Golden dreams

Eccomi di ritorno dopo aver attraversato mezza Italia in treno.
Ancora ho in testa i profumi della famiglia e i rimorsi per essere ripartito. Per non pensarci guardo avanti, mangio le meravigliose melanzane alla parmigiana che mi ha lasciato Mai e organizzo i due viaggi a Parigi e Londra che mi aspettano tra pochi giorni.

La valigia la farò all’ultimo, ma iniziando dal primo viaggio che mi aspetta, ho già segnato l’indirizzo di un paio di negozietti dove nel weekend potrò fare scorta di foie gras… Qualche formaggio anche ci starebbe benissimo, ma chissà che non mi buttino fuori dall’aereo. Ci proverò lo stesso, perché a Parigi tutto è magico, diverso… o forse no?

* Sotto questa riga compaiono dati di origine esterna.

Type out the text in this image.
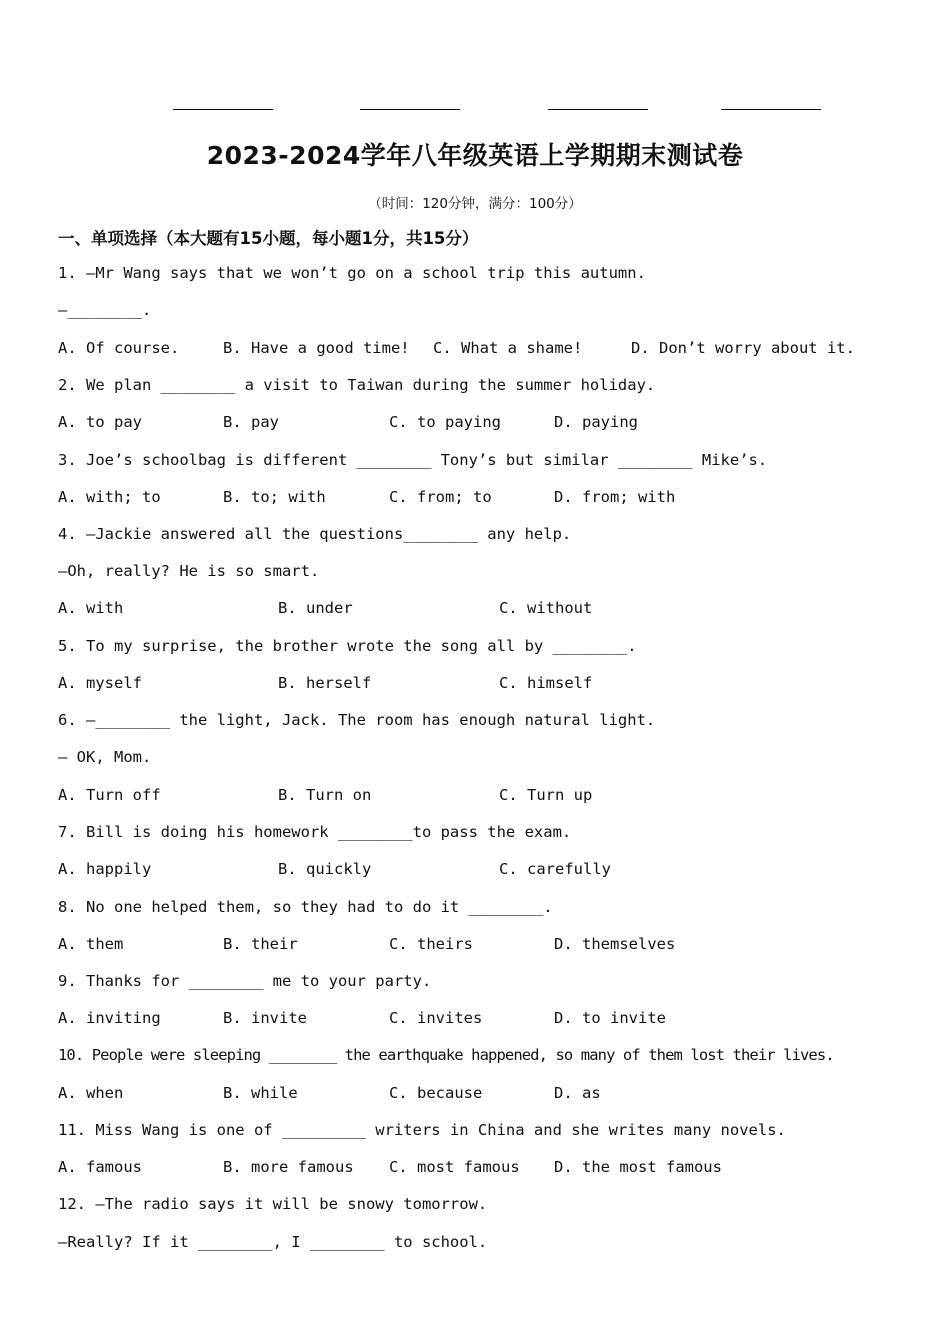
2023-2024学年八年级英语上学期期末测试卷
（时间：120分钟，满分：100分）
一、单项选择（本大题有15小题，每小题1分，共15分）
1. —Mr Wang says that we won’t go on a school trip this autumn.
—________.
A. Of course.	B. Have a good time! C. What a shame!	D. Don’t worry about it.
2. We plan ________ a visit to Taiwan during the summer holiday.
A. to pay	B. pay	C. to paying	D. paying
3. Joe’s schoolbag is different ________ Tony’s but similar ________ Mike’s.
A. with; to	B. to; with	C. from; to	D. from; with
4. —Jackie answered all the questions________ any help.
—Oh, really? He is so smart.
A. with	B. under	C. without
5. To my surprise, the brother wrote the song all by ________.
A. myself	B. herself	C. himself
6. —________ the light, Jack. The room has enough natural light.
— OK, Mom.
A. Turn off	B. Turn on	C. Turn up
7. Bill is doing his homework ________to pass the exam.
A. happily	B. quickly	C. carefully
8. No one helped them, so they had to do it ________.
A. them	B. their	C. theirs	D. themselves
9. Thanks for ________ me to your party.
A. inviting	B. invite	C. invites	D. to invite
10. People were sleeping ________ the earthquake happened, so many of them lost their lives.
A. when	B. while	C. because	D. as
11. Miss Wang is one of _________ writers in China and she writes many novels.
A. famous	B. more famous C. most famous D. the most famous
12. —The radio says it will be snowy tomorrow.
—Really? If it ________, I ________ to school.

«A Parigi nessun sentimento resiste all’evidenza delle cose, che spingono a una lotta che travolge ogni passione: l’amore non è che desiderio, l’odio velleità: l’unico parente è il biglietto da mille franchi, l’unico amico il Monte di Pietà. […] Tutto vi si tollera, il governo e la ghigliottina, la religione e il colera. Chi domina dunque in questo paese senza leggi morali, senza fede, senza sentimento, ma dal quale partono e in cui si riversano tutti i sentimenti, tutte le fedi e le leggi morali? L’oro e il piacere! Lasciatevi guidare da queste due parole e percorrete questa grande gabbia di stucco, questo nero alveare, seguendo i meandri dell’ossessione che tutto agita, solleva, affatica.»